The Top Ten Moments At Bonnaroo
Did you have a good ‘Roo? Whether you watched from home on the webcast, slogged it out for four nights in Manchester, or are blissfully ignorant of the entire weekend, we’ve got the skinny on ten legendary moments from this year’s Bonnaroo.
Dawes Grow Up
Dawes drew a huge crowd to the Sonic Stage on Saturday for their organic brand of heartland rock, supposedly one of the biggest ever for that stage. They also pulled double duty, performing on one of the Festival’s main stages on Friday night. Not bad for a band who played for only a few hundred people in 2010.

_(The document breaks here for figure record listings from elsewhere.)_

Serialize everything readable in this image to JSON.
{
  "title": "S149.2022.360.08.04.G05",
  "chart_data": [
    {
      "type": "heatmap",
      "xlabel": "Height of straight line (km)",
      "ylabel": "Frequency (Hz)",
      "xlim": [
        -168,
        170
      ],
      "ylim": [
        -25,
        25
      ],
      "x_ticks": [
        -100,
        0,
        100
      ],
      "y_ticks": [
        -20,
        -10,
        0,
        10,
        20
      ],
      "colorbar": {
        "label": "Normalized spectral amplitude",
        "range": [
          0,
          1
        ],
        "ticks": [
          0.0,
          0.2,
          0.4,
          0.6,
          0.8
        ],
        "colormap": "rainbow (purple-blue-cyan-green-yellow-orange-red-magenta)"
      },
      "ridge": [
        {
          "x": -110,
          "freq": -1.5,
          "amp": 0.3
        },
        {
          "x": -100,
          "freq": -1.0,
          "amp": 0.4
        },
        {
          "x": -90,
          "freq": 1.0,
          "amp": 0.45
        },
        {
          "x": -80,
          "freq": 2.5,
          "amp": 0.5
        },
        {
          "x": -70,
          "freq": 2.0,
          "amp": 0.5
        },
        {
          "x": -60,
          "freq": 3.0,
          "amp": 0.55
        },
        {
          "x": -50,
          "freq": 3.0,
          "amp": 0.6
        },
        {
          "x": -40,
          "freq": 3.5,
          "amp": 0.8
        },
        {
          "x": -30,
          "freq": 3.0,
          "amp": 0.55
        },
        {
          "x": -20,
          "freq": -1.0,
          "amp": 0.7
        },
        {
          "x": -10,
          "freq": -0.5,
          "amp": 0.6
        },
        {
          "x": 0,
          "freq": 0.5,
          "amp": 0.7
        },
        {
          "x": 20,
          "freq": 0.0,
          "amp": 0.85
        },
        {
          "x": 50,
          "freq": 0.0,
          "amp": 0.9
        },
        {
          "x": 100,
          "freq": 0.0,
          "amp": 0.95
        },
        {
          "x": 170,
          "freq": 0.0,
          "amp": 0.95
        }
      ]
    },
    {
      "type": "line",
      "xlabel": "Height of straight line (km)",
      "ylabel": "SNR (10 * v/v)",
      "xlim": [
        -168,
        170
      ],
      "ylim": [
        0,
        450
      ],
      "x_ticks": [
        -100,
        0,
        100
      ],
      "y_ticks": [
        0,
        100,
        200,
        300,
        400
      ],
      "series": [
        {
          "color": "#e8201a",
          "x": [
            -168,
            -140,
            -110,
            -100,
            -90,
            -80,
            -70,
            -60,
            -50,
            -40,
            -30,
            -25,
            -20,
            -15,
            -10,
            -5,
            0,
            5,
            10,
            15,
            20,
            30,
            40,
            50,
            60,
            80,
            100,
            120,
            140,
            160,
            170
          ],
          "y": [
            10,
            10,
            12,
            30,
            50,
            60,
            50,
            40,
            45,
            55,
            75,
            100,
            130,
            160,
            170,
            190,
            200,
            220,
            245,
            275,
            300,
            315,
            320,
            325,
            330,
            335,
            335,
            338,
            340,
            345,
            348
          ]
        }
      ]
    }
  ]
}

Phish and Kenny Rogers Team Up
We missed Kenny Rogers’ set on Sunday in favor of the Ben Folds Five reunion. This made us sad. But Phish were there to save the day, bringing out the country music legend to collaborate on a relatively straight forward and highly satisfying run through of “The Gambler.” And oh yes, there was another three hours and forty minutes of Phish-related fun. As far as Rogers goes, he brought Lionel Richie onstage for a duet of “Lady” and a performance of “All Night Long.”
D’Angelo In The House
As far as missing R&B legends go, they don’t come much bigger than D’Angelo, who has kept an alarmingly low profile since 2000. D’Angelo turned up at his friend QuestLove’s Superjam set on Saturday, and along with members of Parliament and The Time, turned out funky covers of The Beatles’ “She Came In Through The Bathroom Window” and Jimi Hendrix’s “Have You Ever Been to Electric Ladyland.”
Skrillex Is Your Overlord
We won’t jump into the Dubstep debate — all music’s good music, except when it ain’t. But as far as spectacles go, you can’t top Skrillex’s stage-show-on-acid, post-midnight set from Saturday, where aliens invaded, glow sticks leaked electric kryptonite, a psychedelic baby was born, and unicorns handed out free donuts. At least, we think that’s what happened.
Ben Folds Five Are Back
For their first show in seven days (or 12 years, if you don’t count their Mountain Jam performance) the reunited Ben Folds Five rolled out both the hits (“Brick,” “One Angry Dwarf”) and beloved album cuts (“Philosophy,” “Underground”). Ben Folds got everyone in the audience to flip him off for a picture (a Bonnaroo tradition of his), and the whole crowd sang along to “Army.”